Egypt’s Criminal Court in Tanta sentenced three men on Tuesday, 10 May to 15 years in jail, and two others to five years in jail for blackmailing an Egyptian girl, Basant Khaled, with explicit images.

The five men are charged with several crimes, including blackmailing a minor with explicit images, invasion of privacy, cyber extortion, human trafficking by publishing the explicit images with the intent of forcing her to engage in ‘immoral acts’, sexual assault, and force or threat of force by threatening to publish the explicit images.

Early in January, news broke out that 17-year-old Basant Khaled from the village of Kafr El Zayat died by suicide after she was blackmailed with photoshopped pictures online. Village residents from stated that Khaled’s blackmailer published fabricated explicit photos of Basant after she refused their sexual advances.

Basant left a handwritten letter to her family saying “Mom, believe me, the girl in those pictures is not me. These pictures were photoshopped. I swear! I’m a young girl, Mom, and I don’t deserve all that’s happening to me. I’m suffering from depression, and I feel like I’m suffocating.
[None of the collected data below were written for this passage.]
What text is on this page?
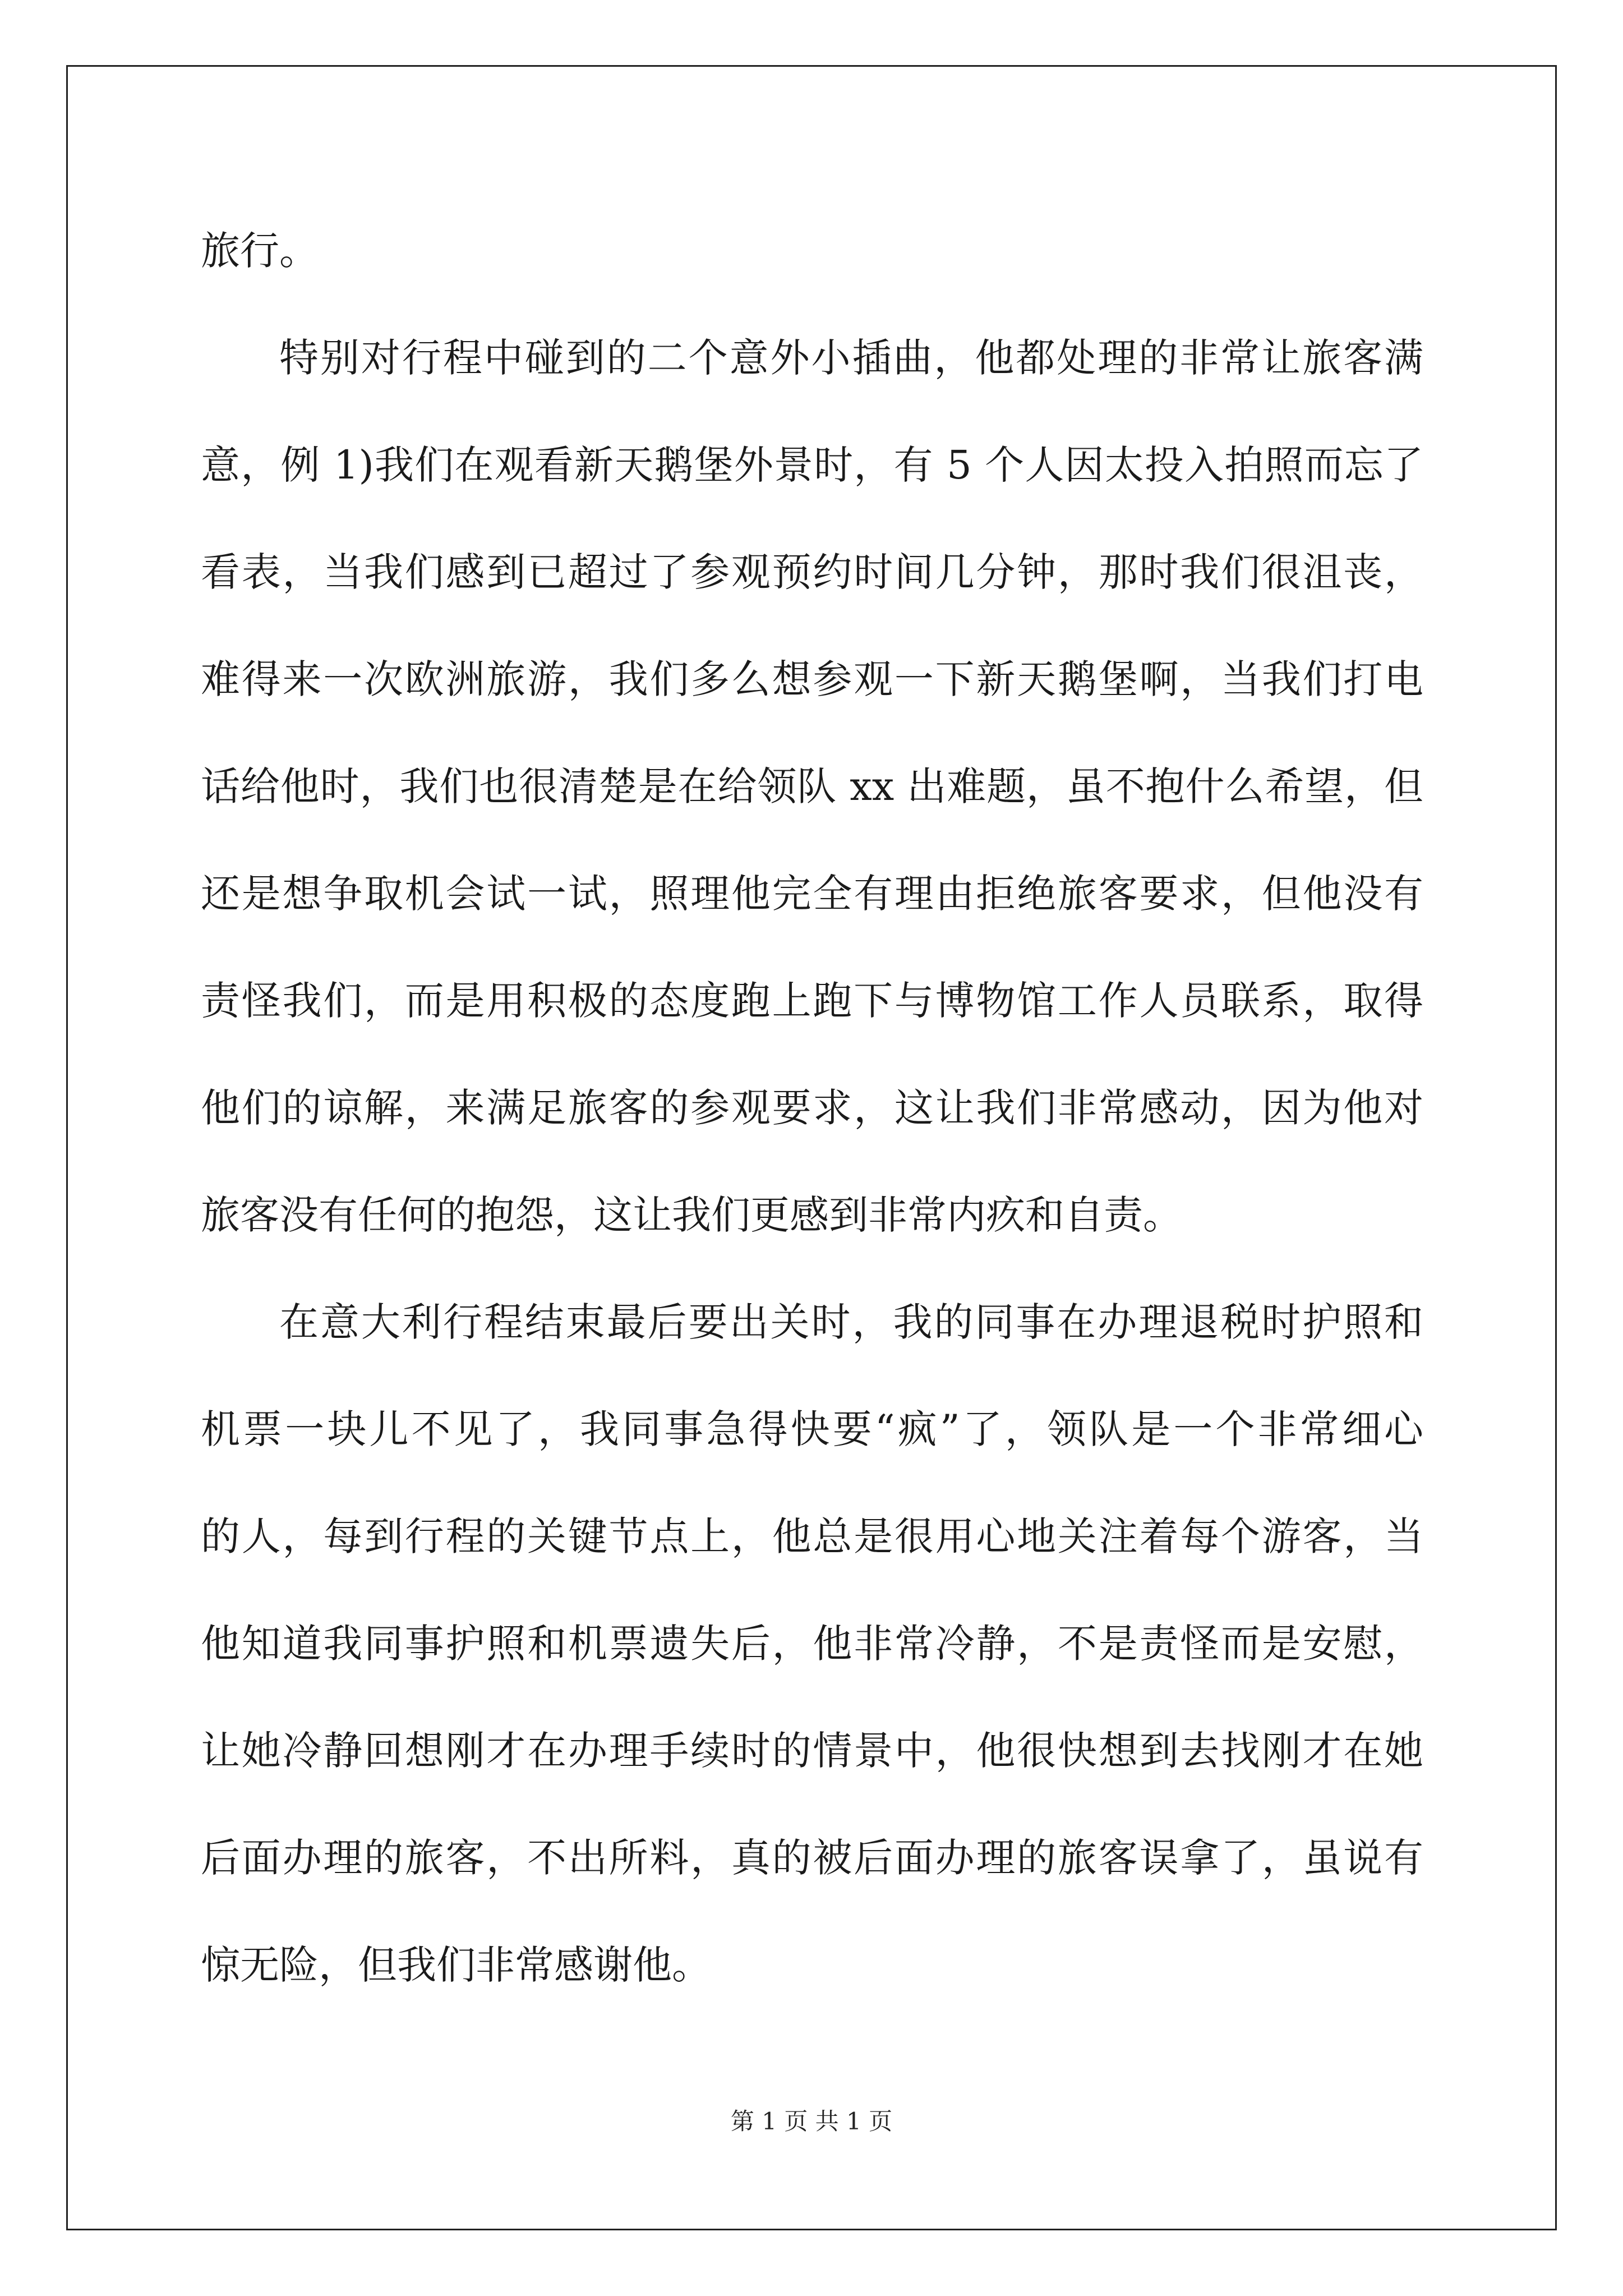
旅行。
特别对行程中碰到的二个意外小插曲，他都处理的非常让旅客满
意，例 1)我们在观看新天鹅堡外景时，有 5 个人因太投入拍照而忘了
看表，当我们感到已超过了参观预约时间几分钟，那时我们很沮丧，
难得来一次欧洲旅游，我们多么想参观一下新天鹅堡啊，当我们打电
话给他时，我们也很清楚是在给领队 xx 出难题，虽不抱什么希望，但
还是想争取机会试一试，照理他完全有理由拒绝旅客要求，但他没有
责怪我们，而是用积极的态度跑上跑下与博物馆工作人员联系，取得
他们的谅解，来满足旅客的参观要求，这让我们非常感动，因为他对
旅客没有任何的抱怨，这让我们更感到非常内疚和自责。
在意大利行程结束最后要出关时，我的同事在办理退税时护照和
机票一块儿不见了，我同事急得快要“疯”了，领队是一个非常细心
的人，每到行程的关键节点上，他总是很用心地关注着每个游客，当
他知道我同事护照和机票遗失后，他非常冷静，不是责怪而是安慰，
让她冷静回想刚才在办理手续时的情景中，他很快想到去找刚才在她
后面办理的旅客，不出所料，真的被后面办理的旅客误拿了，虽说有
惊无险，但我们非常感谢他。
第 1 页 共 1 页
I’m really tired. It’s not me, you raised me well.”

Following mass outrage on social media, two men – who fled their homes for fear of arrest after the suicide note’s viral notoriety – were arrested.

The International Fatwa Center of al-Azhar condemned the actions of these men as “malicious [and] inhumane.”

In mid-August 2018, Egypt enacted a new anti-cybercrime law that regulates internet activities for the first time. It covers a range of crimes, such as offenses against confidentiality, the integrity and availability of computer data, computer-related offenses, offenses related to infringements of privacy, and content-related offenses, such as immoral content, as well as such threatening national security.